Friend Parker Cook, who met Keshishian during his freshman year of high school, said Keshishian helped shape him into the person he is today. Although people have shared different experiences with him, Cook said one thing connects all of them.
“The connection was love — something we all need more of in this life, and Aris was a beacon of it,” Cook said. “His presentation as a human was clean, intelligent and genuinely caring. Someday I will tell my kids about him and emulate his characteristics to them, too.”
Following the attack, Razdan is believed to have returned to his home before taking himself to the hospital, where he presented himself with several injuries on his hands. Razdan told doctors and a deputy that a bicycle chain caused his injuries.
Deputies arrested Razdan immediately after he was discharged from the hospital. According to court documents, he claimed to deputies during later questioning that Keshishian had bullied him over Snapchat, “got really fed up,” and went to confront him.

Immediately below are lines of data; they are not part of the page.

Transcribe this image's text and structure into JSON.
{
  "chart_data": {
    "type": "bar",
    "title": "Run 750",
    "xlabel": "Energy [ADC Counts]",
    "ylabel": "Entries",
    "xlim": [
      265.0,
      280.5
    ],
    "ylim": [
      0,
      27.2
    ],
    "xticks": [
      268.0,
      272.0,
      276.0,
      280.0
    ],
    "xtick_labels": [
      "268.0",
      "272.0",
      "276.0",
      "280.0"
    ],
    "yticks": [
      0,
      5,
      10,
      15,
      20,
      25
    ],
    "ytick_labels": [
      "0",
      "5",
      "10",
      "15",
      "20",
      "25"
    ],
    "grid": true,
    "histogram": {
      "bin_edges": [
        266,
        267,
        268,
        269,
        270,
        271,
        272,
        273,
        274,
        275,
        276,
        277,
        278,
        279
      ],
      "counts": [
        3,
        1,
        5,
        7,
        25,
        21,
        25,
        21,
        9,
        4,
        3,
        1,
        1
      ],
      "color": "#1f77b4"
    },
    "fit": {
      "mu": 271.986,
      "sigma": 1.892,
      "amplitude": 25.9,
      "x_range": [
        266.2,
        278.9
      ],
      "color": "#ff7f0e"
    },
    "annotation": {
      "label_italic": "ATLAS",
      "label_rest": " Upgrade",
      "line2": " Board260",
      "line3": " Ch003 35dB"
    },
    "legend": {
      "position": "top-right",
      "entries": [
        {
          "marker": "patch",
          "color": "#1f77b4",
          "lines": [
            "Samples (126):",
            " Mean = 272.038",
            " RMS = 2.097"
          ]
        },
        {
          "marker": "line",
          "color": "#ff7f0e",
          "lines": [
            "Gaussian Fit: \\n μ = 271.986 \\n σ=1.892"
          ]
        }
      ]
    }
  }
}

Searches of Razdan’s phone revealed that he had completed Google searches for “death by sledgehammer,” “how to remove fingerprints,” and “city that doesn’t solve murders” in the days and weeks leading up to the attack. A search of his car found a hatchet, saw, duct tape, rope and cinder block, among other items.
While Razdan and Keshishian attended all the same schools, they were not known to be friends, and the District Attorney’s Office claims there was no evidence they had been in contact leading up to the murder.
Razdan is represented by Kerry Steigerwalt of the San Diego criminal defense law firm Sevens Legal, APC.